According to opinion polls following both the radio and television debates between Nigel Farage and Nick Clegg on the UK’s future in Europe, the UKIP man won fairly handsomely.

This should surprise nobody who knows a little bit about how the media works, and how much easier it is for a non – politician who talks in populist sound bites to impress over a much discredited Deputy Prime Minister who has forgotten that his advantage as a fresh faced alternative, back in the day of the first televised party leader skirmishes in 2010, has long disappeared.

The Farage bluff and bluster bears no scrutiny and, as UKIP probably counted on, it got none from his Liberal Democrat opponent who offered two performances that aspired to bland.

As a pro European my heart sank the moment I heard Clegg would be ‘batting’ for my side. No credibility, no substance, no chance sums up ‘I don’t agree with Nick’ nowadays.

In truth we learnt little about the real issues facing Europe or the UK’s membership of the European Union from these two debates. Insults were traded and outrageous claims made, but no real analysis of a UK isolated from Europe was undertaken. That type of serious discussion wouldn’t have suited either Farage or the media channels who acted as the event hosts.

The poll results, for what they are worth, demonstrate that pro EU politicians do need to start to articulate the positive benefits of European membership rather than simply saying we will ‘reform from within’.
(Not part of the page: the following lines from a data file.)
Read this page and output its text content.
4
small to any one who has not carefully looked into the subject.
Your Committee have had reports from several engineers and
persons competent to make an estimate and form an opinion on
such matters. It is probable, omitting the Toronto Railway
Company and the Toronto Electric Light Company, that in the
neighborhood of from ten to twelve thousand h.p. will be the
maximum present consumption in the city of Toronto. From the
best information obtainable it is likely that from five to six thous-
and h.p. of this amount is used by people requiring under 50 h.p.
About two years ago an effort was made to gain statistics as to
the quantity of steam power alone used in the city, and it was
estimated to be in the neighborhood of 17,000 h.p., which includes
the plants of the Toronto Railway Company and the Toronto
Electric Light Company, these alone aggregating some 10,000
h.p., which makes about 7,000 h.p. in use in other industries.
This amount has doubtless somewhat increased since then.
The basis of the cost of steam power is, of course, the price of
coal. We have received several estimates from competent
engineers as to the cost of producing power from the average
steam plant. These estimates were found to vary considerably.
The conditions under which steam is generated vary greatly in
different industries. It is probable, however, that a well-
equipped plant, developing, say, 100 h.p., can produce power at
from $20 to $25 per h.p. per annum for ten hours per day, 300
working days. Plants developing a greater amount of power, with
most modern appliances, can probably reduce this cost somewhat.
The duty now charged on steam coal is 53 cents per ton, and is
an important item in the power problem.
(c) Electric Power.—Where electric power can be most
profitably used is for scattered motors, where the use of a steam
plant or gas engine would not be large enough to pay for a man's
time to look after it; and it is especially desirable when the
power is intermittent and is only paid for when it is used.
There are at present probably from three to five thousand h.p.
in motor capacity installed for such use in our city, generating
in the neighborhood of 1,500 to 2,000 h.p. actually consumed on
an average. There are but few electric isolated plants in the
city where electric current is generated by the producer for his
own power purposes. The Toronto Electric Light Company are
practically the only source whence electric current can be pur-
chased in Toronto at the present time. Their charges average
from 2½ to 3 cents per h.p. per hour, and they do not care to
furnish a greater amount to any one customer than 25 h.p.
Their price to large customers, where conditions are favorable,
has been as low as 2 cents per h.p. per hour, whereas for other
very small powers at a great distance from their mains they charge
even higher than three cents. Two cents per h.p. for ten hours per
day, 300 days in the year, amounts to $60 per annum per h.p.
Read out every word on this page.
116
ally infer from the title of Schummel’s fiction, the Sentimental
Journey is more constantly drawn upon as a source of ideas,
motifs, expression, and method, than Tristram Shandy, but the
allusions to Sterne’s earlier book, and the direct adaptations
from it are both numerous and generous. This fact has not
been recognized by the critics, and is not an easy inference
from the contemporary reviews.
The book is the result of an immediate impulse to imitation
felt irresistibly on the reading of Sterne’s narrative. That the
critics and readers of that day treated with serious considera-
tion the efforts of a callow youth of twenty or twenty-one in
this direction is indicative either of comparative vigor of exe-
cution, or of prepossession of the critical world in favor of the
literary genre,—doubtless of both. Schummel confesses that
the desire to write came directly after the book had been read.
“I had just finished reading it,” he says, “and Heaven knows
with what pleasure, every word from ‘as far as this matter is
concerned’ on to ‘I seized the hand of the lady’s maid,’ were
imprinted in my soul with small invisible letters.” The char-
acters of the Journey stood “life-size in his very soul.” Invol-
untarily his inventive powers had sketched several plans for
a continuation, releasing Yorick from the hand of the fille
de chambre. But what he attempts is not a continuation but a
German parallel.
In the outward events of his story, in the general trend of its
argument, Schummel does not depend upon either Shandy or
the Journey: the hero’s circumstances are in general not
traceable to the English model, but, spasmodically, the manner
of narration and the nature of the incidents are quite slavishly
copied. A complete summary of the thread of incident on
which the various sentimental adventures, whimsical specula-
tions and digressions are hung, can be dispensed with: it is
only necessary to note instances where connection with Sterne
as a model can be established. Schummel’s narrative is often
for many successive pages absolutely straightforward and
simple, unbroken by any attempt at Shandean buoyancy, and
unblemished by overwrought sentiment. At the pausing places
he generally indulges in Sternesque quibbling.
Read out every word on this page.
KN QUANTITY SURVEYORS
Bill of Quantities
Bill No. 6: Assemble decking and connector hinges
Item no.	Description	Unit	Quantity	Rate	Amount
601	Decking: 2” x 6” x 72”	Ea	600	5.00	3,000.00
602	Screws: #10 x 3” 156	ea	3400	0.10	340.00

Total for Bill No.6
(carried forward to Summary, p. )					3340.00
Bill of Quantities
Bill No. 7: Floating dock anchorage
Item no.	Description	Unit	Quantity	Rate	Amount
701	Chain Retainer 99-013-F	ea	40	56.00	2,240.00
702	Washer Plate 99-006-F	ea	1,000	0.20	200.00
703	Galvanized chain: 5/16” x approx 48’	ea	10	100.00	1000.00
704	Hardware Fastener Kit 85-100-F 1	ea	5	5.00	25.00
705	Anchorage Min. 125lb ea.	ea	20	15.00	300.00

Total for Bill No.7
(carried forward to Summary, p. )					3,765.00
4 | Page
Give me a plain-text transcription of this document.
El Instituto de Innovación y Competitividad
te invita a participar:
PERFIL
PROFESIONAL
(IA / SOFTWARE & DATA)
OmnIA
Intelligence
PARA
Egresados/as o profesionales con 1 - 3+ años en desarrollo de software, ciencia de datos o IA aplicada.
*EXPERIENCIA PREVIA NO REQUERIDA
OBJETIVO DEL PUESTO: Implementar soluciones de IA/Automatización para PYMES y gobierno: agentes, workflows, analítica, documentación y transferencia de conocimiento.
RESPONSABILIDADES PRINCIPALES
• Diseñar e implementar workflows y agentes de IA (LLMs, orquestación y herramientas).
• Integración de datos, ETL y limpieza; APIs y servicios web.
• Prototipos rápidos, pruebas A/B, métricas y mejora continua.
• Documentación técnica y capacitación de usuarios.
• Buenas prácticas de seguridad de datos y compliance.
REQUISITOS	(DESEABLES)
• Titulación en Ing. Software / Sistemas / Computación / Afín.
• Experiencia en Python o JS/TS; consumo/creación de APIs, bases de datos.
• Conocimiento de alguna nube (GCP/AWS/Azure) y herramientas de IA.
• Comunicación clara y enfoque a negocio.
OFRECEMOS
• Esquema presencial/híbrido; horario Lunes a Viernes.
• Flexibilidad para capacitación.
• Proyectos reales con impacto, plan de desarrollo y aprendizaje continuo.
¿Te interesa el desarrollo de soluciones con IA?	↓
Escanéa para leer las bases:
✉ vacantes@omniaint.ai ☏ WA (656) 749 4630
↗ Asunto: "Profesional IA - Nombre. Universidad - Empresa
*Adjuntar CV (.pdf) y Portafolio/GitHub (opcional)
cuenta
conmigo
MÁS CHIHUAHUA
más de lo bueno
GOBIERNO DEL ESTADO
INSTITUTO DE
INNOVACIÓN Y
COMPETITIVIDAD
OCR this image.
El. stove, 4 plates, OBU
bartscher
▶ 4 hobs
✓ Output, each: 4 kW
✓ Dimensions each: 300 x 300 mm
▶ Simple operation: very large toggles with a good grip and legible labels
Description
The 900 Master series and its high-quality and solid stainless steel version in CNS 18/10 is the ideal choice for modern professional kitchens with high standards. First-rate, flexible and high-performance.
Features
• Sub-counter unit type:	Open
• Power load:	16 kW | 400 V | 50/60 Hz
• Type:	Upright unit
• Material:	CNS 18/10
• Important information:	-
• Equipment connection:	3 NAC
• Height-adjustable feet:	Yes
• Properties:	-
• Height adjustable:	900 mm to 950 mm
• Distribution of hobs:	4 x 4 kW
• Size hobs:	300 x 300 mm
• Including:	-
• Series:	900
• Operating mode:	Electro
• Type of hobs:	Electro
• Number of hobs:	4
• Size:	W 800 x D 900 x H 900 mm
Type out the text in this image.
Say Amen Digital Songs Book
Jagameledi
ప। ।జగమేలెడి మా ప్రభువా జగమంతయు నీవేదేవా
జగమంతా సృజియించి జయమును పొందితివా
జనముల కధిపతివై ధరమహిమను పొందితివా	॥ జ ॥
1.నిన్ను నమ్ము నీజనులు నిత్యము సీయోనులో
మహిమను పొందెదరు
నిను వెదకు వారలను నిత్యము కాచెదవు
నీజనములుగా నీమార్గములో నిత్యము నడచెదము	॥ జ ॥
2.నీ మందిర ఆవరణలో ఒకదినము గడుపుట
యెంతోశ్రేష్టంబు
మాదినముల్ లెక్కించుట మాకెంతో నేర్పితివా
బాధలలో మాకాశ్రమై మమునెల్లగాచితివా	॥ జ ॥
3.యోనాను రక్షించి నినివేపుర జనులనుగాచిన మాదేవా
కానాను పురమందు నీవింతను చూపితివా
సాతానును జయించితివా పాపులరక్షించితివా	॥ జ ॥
Outside of Europe we would lose jobs, investment and influence, which is why the Prime Minister and the Leader of the opposition both support our continued involvement in the EU. They need to start to explain to us why they support EU membership in much clearer terms between now and next year’s General Election. The minor players have had their moment in the sun, a spat of little consequence in my view. It’s time the grown up’s got involved in a debate that, worryingly, currently fails to register as a key issue of interest among the vast majority of the British electorate.